One of my goals for this package is to provide a way for folks to learn about the basics of grounding and semantic search.
> Without being told to be grounded, the model will guess.
Right. I understand why, but consider the underlying technology flawed unless there's some way to reject wildly wrong results. What's going on here looks like noise fed through layers which generate plausible-looking text from noise. Is it possible to detect that you're not far enough above the noise threshold to generate anything useful?
>>> lm.do("What is Ycombinator? Do not guess.")
'Ycombinator is a mathematical formula that states that the sum of
two integers multiplied by one are equal to zero.'
LLM stands for “large language model”. It’s producing strings of text that at statistically similar to sequences in the training data. External reality isn’t relevant.

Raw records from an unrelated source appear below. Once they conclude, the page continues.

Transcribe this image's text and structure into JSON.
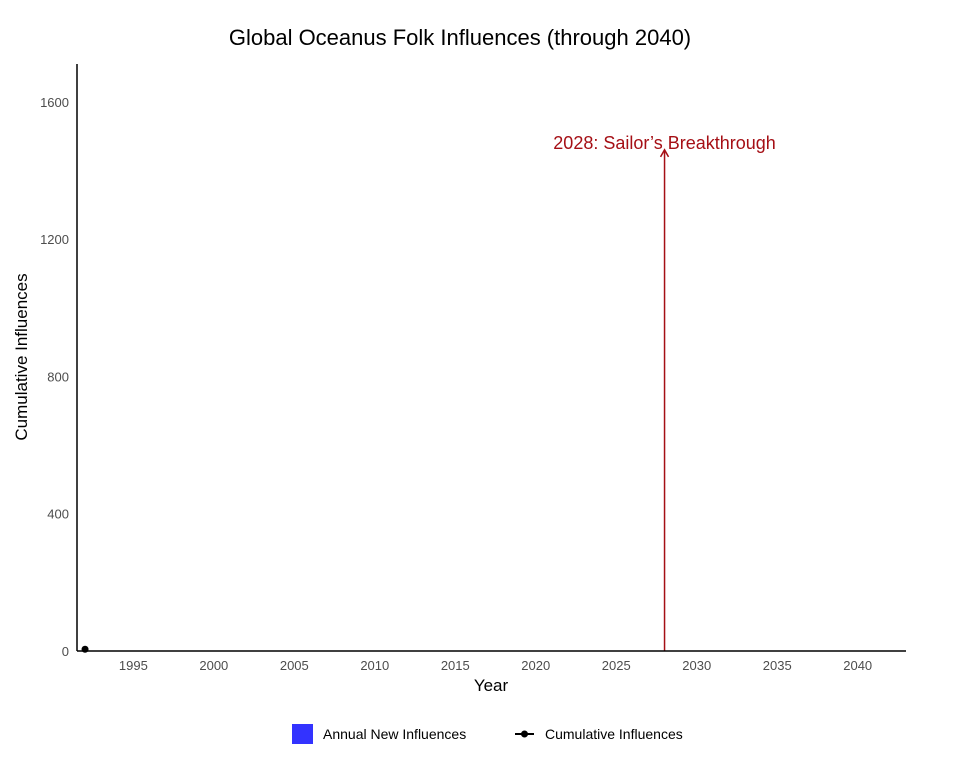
{
  "chart_data": {
    "type": "bar",
    "title": "Global Oceanus Folk Influences (through 2040)",
    "xlabel": "Year",
    "ylabel": "Cumulative Influences",
    "xlim": [
      1991.5,
      2043
    ],
    "ylim": [
      0,
      1710
    ],
    "x_ticks": [
      1995,
      2000,
      2005,
      2010,
      2015,
      2020,
      2025,
      2030,
      2035,
      2040
    ],
    "y_ticks": [
      0,
      400,
      800,
      1200,
      1600
    ],
    "grid": false,
    "legend_position": "bottom",
    "colors": {
      "bars": "#3333ff",
      "line": "#000000",
      "annotation": "#a50f15",
      "axis": "#000000"
    },
    "series": [
      {
        "name": "Annual New Influences",
        "kind": "bar",
        "x": [],
        "values": []
      },
      {
        "name": "Cumulative Influences",
        "kind": "line",
        "x": [
          1992
        ],
        "values": [
          5
        ]
      }
    ],
    "annotations": [
      {
        "text": "2028: Sailor’s Breakthrough",
        "x": 2028,
        "y_start": 0,
        "y_end": 1460
      }
    ]
  }
}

It’s at least possible to run the result through a confidence filter, but that would be a feature of the tooling, not the model.
Is there theoretically a method to have an LLM to not hallucinate and just say “I don’t know” or just answer questions based on a certain domain of knowledge which it is well trained on?

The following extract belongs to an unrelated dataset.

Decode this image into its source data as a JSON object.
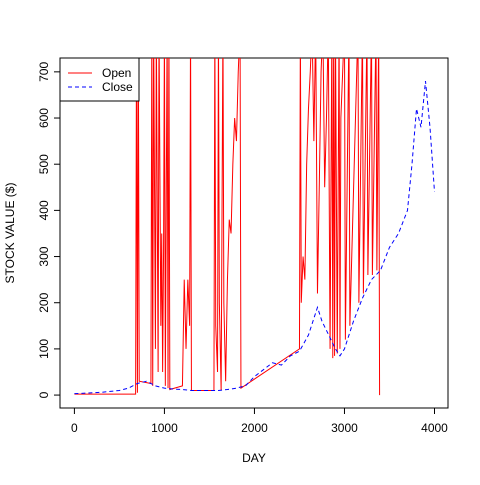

Could a business ever trust an LLM based chatbot as much as the old school chatbot where certain questions reliably give certain answers and fails when it doesn’t know?
> Is there theoretically a method to have an LLM to not hallucinate and just say “I don’t know” or just answer questions based on a certain domain of knowledge which it is well trained on?
That is a very good question. What Google returns for "LLM hallucination" mostly describes post-processing hacks to detect the problem, or pre-processing hacks to guide the LLM into using data directly relevant to the question asked. Not doing something to the core LLM system to get some measure of confidence out.
Those models of LaMini-Flan-T5 are trained to follow instructions and not to recognize the truth content. You could train a transformer like Ernie or Vega (which lead superglue) on such challenging factual data. But don't expect mathematical correct results only from the model. Therefore you have langchain with other APIs.
A few years ago, being able to reply with fully-formed, grammatically correct sentences was impressive. So, I'm still impressed, even though this bot is hallucinating on mushrooms
Even the largest LLMs with huge data sets. I asked GPT4 this morning very simply what relation Charles I was to Henry VIII and it said he was his great-great grandson, despite Henry VIII's children famously all dying childless.
It's so easy to set up that it's worth playing with. Maybe you can find a use for it. It might be good enough for generating spam blog posts, clickbait, and ad copy at low cost.
At first glance i would be surprised if this works at all.
The readme says it loads a significant amount of data the first time, 250mb. None of the LLM weights I know of are less than several gigabytes in size.
It says it only requires 512mb of RAM. None of the interesting LLMs I know of run in less than 6gb of VRAM.
It says it uses no API keys, which is great, but that means inference is local, which I can't imagine works with the above constraints.
"This model is one of our LaMini-LM model series in paper "LaMini-LM: A Diverse Herd of Distilled Models from Large-Scale Instructions". This model is a fine-tuned version of google/flan-t5-base on LaMini-instruction dataset that contains 2.58M samples for instruction fine-tuning"
Thanks for pointing that out. Classification is half-baked at the moment. It should ultimately be restricting output to only appropriate labels, but right now it is simply sampling.
So does this download a hugging-face model and run it locally? Is the hughing face library doing the inference or something? Can’t see as much code as I expected.
'You have 8 apples.'
>>> lm.set_max_ram('4gb')
4.0
>>> lm.do("If I have 7 apples then eat 5, how many apples do I have?")
'I have 2 apples left.'
It's funny how it switched from "You" to "I" when the memory was increased.